Topluluğu Kapsamlı Bir Şekilde Kucakla
2004 yılında, yeni CEO Jørgen Vig Knudstorp, toplulukla diyalog kurmanın önemini fark ederek "beyin fırtınası" serisini yeniden başlatmaya ve topluluk elitlerini yaratım sürecine davet etmeye karar verdi. Bu karar, yalnızca ürün başarı oranını artırmakla kalmadı, aynı zamanda tüketici güvenini de artırdı ve tanıtım maliyetlerini azalttı.
İlk olarak dört topluluk elitini tasarıma davet etmekle başlayan LEGO, kademeli olarak çok katmanlı bir topluluk katılım sistemi kurdu. Topluluk katkıları artık tek bir ürün hattı ile sınırlı değil, daha fazla alana yayılmıştır. Örneğin, bir mimar tarafından LEGO tuğlalarıyla inşa edilen Chicago simge yapısı modeli, sonunda LEGO mimari serisinin başlangıcını oluşturmuştur.
Toplulukla ilişkilerin derinleşmesiyle birlikte, Lego daha kapsamlı bir topluluk destek sistemi kurdu:
Topluluk Tabanlı Yenilik
Lego topluluğunun başarısının anahtarı şudur:
Topluluk etkili bir şekilde harekete geçirildiğinde, topluluk odaklı yenilikler ortaya çıkabilir.

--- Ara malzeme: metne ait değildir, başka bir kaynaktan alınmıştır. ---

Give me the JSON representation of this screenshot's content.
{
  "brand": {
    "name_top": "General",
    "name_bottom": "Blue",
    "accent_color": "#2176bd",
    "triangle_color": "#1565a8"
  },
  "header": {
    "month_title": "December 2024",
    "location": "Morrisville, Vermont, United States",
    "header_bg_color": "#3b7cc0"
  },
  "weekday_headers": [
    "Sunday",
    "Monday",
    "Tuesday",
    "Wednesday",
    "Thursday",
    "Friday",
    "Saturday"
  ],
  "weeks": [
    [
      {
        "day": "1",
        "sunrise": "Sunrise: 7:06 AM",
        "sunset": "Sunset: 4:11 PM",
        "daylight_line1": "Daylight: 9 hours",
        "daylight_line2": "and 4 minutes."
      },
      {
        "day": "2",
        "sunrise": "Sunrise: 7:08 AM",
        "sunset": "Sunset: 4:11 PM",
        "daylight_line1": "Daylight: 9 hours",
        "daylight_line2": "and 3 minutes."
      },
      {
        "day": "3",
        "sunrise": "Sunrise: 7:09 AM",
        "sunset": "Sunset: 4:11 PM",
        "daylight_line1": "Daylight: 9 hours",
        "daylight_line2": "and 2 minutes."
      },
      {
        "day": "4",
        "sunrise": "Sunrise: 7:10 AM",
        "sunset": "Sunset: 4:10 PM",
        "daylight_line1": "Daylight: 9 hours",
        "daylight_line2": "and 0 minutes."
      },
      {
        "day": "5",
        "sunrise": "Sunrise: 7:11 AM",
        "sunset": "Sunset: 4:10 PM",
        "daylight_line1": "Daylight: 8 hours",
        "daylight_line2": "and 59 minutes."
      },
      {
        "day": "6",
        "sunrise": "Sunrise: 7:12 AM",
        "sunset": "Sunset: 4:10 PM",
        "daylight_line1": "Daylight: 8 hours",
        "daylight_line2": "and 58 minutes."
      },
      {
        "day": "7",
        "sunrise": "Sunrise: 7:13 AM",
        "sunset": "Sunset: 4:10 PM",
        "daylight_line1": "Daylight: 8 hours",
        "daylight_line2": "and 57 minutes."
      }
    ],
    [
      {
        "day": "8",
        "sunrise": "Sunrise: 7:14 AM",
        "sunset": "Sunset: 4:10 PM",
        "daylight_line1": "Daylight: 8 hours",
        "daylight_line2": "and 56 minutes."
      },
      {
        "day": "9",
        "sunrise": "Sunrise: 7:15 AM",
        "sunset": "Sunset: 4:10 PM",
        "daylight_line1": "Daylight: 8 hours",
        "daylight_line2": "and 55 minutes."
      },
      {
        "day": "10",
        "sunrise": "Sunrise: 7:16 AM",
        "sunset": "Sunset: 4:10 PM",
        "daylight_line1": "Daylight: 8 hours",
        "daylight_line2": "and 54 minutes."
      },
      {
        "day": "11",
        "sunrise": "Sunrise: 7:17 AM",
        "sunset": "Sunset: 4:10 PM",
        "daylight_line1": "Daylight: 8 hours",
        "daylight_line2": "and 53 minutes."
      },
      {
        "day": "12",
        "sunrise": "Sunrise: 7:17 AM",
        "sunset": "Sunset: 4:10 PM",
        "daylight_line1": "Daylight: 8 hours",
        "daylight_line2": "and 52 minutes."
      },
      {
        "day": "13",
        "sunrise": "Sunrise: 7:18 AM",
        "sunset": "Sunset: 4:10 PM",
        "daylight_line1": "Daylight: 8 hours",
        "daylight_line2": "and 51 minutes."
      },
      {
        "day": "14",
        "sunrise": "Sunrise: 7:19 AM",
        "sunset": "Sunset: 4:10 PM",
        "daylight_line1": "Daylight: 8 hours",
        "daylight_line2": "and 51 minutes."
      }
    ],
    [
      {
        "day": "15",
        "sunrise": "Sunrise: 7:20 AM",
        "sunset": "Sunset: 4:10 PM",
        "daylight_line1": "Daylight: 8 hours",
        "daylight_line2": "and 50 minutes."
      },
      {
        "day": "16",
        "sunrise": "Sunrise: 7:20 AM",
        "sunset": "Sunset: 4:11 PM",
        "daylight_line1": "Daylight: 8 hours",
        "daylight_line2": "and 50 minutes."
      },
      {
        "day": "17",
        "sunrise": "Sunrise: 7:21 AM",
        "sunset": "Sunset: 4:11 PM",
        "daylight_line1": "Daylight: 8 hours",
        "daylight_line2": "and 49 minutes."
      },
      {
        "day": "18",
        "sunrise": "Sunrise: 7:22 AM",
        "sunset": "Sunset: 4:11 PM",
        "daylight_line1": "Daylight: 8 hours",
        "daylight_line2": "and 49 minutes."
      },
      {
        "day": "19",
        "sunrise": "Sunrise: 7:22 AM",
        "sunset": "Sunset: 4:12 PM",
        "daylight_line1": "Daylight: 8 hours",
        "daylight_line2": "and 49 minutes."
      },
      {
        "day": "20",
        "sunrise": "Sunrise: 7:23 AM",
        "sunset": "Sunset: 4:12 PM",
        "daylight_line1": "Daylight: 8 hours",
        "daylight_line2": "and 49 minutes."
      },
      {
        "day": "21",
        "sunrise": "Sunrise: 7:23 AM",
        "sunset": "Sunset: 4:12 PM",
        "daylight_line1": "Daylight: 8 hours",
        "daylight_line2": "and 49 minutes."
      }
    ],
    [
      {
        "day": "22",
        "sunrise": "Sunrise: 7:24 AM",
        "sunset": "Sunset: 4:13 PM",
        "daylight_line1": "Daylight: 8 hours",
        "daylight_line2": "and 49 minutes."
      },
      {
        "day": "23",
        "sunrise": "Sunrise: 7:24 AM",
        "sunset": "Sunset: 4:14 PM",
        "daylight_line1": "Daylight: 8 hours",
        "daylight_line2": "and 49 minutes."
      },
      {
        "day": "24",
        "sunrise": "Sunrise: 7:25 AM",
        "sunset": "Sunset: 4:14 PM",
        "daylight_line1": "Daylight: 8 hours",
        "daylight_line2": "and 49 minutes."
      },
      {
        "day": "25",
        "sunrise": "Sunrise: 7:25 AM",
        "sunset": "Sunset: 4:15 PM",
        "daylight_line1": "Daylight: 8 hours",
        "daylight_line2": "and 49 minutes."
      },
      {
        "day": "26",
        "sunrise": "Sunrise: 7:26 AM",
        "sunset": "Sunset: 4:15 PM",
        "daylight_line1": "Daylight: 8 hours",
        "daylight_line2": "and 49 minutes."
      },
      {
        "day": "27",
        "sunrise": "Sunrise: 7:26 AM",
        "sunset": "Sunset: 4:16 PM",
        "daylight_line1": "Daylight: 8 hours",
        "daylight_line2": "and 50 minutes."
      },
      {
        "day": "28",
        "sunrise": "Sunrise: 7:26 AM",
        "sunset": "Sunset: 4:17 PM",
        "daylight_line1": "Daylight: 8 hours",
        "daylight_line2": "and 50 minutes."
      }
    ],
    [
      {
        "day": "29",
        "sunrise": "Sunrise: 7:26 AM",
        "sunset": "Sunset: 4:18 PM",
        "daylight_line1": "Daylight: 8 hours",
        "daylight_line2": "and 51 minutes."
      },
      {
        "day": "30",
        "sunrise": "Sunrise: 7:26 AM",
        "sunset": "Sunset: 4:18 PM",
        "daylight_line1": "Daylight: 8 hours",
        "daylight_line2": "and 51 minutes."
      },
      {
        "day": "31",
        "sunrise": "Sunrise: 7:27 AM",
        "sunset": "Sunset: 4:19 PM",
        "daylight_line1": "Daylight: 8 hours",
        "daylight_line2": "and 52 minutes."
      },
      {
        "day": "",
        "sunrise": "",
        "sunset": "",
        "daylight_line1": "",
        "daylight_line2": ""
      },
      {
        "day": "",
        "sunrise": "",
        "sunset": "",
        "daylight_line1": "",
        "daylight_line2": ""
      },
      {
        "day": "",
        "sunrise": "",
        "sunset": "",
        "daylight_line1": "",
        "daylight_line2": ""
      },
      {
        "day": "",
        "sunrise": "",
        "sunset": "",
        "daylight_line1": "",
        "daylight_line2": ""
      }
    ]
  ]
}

Tüketiciler artık sadece pasif alıcılar değil, aynı zamanda üretim sürecine katılan aktif yaratıcılar haline gelir. Aynı zamanda, tüketiciler psikolojik olarak marka sahipleri olurlar.
Topluluk desteğiyle, Lego'nun ticari ekosistemi köklü bir değişim geçirdi. 2004 yılından itibaren şirket zor durumlardan çıkmayı başardı ve hızlı bir büyüme sergileyerek günümüzde dünyanın en büyük oyuncak şirketi haline geldi. 2022 yılında Lego'nun satışları rekor kırarak 2004'teki rakamların neredeyse 11 katına ulaştı.
Toplumun ve şirketin çıkarları her zaman örtüşmese de, bu gerilim tam olarak simbiyotik sistemin anlamını oluşturur. Gerçek bir işbirlikçi, kendi kendine aktif bir topluluktur.
Web3 teknolojisi, şirketler ve topluluklar arasında karşılıklı yaşamı destekliyor
Web3 teknolojisi, işletmeler ve topluluklar için birlikte var olmanın yeni olanaklarını sunmaktadır. Bu, aşağıdaki sorunları çözmeye yardımcı olabilir:
Ancak, teknolojinin sadece bir araç olduğunu da anlamalıyız. Şirketlerin toplumu benimsemedeki nihai hedefi bir kültür oluşturmaktır: bağlantı kurma kültürü, katılımı teşvik etme kültürü, her topluluk üyesine saygı gösterme kültürü, topluma güvenme ve marka gücünü paylaşma isteği olan bir kültür. Çünkü marka sadece şirketlere ait değildir, aynı zamanda onu başarıya ulaştıran her bir tüketiciye de aittir.